After a few swallows, I got past the lump in my throat. "Hello."

I swung my legs over and sat up. A blanket slid off my bare chest with a sudden chill to my skin. They had put my right arm in a sling made of a slashed bedsheet. "This whole situation is a little embarrassing."

She retrieved the bunched blanket and draped it over my shoulders. "And scary."

"Yes, in hindsight. At the time, I hadn't the sense to realize it." I felt stable, just thirsty and weak.

"Do you think they'll come in after her?"

Lazar Yankov answered in granitic tones, "Not unless there are a lot of them."

He's a hero, I thought. That explains a lot. I titled my head at him. "Did you see much action in the war, Lazar?"

"No, not much. I saw battle twice, and was wounded twice. I spent most of the war recuperating. Look, you're not going to spread this around, are you? My employer is such a stickler, I'd be fired in a heartbeat."

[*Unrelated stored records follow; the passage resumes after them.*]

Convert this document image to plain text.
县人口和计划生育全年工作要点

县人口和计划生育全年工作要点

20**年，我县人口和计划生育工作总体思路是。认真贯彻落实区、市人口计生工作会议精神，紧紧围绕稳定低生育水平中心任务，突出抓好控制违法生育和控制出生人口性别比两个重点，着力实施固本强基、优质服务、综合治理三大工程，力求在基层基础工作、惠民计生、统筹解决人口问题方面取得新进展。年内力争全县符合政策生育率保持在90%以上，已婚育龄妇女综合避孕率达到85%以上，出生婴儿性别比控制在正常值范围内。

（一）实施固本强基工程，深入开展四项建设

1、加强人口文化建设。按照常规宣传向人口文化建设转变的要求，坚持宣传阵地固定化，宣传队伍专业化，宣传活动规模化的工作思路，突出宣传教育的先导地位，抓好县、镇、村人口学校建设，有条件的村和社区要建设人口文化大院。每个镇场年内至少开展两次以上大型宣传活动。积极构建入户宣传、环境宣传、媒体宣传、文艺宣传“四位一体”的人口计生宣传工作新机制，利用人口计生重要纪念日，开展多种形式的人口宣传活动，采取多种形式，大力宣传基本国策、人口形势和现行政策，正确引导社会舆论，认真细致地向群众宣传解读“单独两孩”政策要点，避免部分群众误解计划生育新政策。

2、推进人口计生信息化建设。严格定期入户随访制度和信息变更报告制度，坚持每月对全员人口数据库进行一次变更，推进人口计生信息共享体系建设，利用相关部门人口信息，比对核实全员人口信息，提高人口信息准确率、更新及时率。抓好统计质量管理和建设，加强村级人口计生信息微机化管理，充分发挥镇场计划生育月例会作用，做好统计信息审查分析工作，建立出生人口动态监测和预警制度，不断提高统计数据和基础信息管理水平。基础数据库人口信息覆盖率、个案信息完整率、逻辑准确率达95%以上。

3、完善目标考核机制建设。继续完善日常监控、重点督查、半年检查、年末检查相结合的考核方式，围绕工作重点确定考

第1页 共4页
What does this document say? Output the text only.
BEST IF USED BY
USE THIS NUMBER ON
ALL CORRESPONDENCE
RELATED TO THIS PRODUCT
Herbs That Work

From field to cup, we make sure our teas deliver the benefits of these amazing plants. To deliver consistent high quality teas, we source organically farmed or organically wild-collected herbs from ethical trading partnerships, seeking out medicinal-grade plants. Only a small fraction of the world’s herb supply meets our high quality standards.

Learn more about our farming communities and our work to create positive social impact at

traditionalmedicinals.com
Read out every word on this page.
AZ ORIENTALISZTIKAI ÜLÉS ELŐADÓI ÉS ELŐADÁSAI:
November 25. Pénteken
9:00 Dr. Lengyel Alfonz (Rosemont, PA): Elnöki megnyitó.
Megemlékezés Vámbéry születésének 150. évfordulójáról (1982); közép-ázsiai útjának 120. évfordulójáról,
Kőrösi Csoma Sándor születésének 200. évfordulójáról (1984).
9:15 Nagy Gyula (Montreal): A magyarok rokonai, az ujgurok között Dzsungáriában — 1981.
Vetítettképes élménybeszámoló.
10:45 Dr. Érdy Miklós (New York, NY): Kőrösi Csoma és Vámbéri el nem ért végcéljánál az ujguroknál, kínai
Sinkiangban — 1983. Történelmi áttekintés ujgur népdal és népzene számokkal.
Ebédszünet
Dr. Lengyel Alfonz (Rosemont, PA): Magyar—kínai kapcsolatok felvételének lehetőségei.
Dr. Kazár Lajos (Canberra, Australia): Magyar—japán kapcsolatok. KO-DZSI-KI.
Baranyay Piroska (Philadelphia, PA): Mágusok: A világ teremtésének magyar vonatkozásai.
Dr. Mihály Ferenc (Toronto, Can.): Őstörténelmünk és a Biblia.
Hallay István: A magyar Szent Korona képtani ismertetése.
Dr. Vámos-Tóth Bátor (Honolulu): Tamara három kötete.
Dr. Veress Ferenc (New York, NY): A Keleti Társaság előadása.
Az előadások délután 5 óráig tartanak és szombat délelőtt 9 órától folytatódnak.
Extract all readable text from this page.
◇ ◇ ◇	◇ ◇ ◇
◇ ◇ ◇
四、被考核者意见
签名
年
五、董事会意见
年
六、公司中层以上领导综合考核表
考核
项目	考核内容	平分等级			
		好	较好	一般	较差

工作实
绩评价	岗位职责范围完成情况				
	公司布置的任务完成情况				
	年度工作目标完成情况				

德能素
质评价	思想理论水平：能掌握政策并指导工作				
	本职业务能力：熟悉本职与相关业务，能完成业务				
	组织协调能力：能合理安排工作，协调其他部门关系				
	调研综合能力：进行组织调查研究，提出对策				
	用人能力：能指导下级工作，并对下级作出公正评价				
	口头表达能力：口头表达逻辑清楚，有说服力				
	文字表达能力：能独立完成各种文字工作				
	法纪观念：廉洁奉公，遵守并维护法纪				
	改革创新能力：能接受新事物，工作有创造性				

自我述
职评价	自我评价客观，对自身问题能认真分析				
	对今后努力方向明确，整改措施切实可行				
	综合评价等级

"I won't. Unless you killed Raptis, in which case employment is not really a worry."

"I didn't," he said.

But it seemed that my words had cast a pall on the room. No one spoke. Mariam patted the blanket in place on my shoulders and swished toward the kitchen.

A squeak and rustle made my eyes flick back to the mouse trap. It was occupied.

I inquired of the room, "Did Ace explain the mouse to everybody?"

From the darkness past the kitchen Ace replied in her American accent, "Naw. I was using the radio. But let's get started."